FetchHashesFromRedis
method is always the same
ExecuteOne
method in the first case looks like this:
private async Task ExecuteOne(string redisKey, SemaphoreSlim semafore, ConcurrentBag<LiveDataModel> liveDataModels,
CancellationToken cancellationToken)
{
var liveData = await _getLiveDataFromRedis.ExecuteAsync(redisKey, cancellationToken);
if (liveData != null)
{
liveDataModels.Add(liveData);
}
}
In this first case making 1000 requests to Redis takes 1,5 seconds with all side work that I do with models that I'm getting.
ExecuteOne
method in the second case (with Semaphore) looks like this:
private async Task ExecuteOne(string redisKey, SemaphoreSlim semafore, ConcurrentBag<LiveDataModel> liveDataModels,
CancellationToken cancellationToken)
{
await semafore.WaitAsync(cancellationToken);
try
{
var liveData = await _getLiveDataFromRedis.ExecuteAsync(redisKey, cancellationToken);
if (liveData != null)
{
liveDataModels.Add(liveData);
}
}
finally
{
semafore.Release();
}
}
In this second case making 1000 requests to Redis takes 4,5 seconds with all side work that I do with models that I'm getting. (the same amount of request as in the first case)
So the only difference between first and second case that in second case I use this:
await semafore.WaitAsync(cancellationToken);
and in finally
block I use:
semafore.Release();
Why when I use semafore
it takes more time (up to 3 times more)?
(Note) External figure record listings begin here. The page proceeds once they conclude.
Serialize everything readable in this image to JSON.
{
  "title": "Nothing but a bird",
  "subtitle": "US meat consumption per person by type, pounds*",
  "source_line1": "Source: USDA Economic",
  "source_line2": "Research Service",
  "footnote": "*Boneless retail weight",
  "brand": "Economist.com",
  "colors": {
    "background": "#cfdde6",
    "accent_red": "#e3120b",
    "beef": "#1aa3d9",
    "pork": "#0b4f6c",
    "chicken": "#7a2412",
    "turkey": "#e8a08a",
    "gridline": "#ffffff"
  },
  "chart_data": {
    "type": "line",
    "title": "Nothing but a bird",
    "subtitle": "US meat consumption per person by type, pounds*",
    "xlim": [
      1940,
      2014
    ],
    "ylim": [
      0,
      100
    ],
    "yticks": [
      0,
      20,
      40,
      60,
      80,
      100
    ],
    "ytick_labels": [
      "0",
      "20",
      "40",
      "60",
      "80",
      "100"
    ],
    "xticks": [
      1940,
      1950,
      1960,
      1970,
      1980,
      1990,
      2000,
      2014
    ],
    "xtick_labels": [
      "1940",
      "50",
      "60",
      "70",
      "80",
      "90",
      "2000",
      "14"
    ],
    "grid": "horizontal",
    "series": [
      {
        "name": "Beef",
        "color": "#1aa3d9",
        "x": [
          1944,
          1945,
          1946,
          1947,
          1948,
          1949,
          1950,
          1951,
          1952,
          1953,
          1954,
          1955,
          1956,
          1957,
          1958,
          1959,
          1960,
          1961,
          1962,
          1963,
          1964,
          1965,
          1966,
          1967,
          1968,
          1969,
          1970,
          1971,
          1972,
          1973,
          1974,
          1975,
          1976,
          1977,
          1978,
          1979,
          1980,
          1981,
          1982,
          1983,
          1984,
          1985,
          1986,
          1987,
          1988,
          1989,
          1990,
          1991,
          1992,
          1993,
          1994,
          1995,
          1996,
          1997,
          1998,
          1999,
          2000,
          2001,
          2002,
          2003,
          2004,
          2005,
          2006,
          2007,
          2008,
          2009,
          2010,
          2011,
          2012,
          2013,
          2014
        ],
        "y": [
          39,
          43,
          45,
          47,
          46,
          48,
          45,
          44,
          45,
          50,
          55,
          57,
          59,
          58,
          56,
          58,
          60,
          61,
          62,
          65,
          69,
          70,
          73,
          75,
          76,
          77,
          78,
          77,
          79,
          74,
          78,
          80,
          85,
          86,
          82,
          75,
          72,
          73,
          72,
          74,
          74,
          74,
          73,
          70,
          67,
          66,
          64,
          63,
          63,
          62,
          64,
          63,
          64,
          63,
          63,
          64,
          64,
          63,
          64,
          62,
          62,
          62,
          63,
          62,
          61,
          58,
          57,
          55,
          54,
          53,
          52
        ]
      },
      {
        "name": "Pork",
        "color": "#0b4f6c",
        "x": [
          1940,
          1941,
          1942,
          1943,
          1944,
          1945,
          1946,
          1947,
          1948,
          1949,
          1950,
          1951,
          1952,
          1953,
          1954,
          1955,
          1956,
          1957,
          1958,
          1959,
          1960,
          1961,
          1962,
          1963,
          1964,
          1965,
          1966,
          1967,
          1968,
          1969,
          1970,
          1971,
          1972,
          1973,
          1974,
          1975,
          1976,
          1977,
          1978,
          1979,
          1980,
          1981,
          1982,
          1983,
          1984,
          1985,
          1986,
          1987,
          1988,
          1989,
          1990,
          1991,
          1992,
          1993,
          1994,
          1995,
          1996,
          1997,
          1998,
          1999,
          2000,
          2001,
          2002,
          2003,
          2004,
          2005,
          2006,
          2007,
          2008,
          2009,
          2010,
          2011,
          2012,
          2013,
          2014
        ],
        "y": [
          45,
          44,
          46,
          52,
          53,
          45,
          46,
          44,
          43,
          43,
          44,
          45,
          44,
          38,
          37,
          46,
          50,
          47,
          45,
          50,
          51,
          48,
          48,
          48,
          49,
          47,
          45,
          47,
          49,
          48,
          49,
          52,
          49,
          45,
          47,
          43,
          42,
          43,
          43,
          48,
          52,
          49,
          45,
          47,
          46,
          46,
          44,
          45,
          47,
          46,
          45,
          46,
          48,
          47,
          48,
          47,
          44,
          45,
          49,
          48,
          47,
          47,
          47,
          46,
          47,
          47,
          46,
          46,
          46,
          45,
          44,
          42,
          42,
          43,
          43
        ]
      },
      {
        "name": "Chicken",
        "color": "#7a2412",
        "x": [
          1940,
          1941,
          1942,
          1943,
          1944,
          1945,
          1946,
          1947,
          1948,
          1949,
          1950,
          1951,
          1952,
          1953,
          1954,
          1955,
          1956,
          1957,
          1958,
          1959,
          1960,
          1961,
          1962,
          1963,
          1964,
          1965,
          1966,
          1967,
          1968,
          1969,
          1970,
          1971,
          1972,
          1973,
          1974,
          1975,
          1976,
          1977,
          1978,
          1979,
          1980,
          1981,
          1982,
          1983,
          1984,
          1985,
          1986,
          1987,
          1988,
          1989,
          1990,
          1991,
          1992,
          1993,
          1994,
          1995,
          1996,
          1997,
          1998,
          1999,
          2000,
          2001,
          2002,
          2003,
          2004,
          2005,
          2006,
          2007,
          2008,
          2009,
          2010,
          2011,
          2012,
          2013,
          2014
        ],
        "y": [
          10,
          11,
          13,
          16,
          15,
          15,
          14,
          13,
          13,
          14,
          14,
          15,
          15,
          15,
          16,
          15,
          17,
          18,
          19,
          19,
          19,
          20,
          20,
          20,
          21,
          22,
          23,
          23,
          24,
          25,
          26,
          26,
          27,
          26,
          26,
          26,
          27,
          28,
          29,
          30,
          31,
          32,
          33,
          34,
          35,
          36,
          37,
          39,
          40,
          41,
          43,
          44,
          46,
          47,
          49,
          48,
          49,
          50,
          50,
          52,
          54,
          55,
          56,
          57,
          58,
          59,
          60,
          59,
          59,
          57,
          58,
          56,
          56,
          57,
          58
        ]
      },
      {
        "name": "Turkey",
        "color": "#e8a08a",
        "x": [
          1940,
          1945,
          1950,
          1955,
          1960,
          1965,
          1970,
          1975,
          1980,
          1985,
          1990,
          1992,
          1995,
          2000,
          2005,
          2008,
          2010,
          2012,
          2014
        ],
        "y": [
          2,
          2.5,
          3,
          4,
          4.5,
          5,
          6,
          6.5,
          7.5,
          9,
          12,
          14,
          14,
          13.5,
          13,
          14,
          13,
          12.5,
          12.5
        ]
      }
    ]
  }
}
Should I use semafore in this case or no? And when should I use semafore?
NOTE: _getLiveDataFromRedis.ExecuteAsync(redisKey, cancellationToken);
method is not thread-safe, it just reading different values from redis and returns LiveDataModel
CodePudding user response:
Why when I use semafore it takes more time (up to 3 times more)?
Probably since it limits the number of concurrent IO operations. Using a semaphore will limit the number of concurrent calls to the number of processors, however, since it involves IO, most of the time will just be waiting, no processor time needed. So limiting concurrency to the number of cores make little sense. Try increasing the maxCount and see if that helps performance.
Should I use semafore in this case or no?
Since it is slower, and does not seem to needed for any threadsafety reason, the answer is probably No.
And when should I use semafore?
I rarely use semaphores. The most compelling reason I know would be if I need a async lock, i.e. a semaphore with maxcount 1. There are specialized use cases for it, but in most cases I find higher level primitives that take care of synchronization more useful.
I might suggest reading up on DataFlow, that might allow you to setup a asynchronous processing pipeline that fit better for your use-case.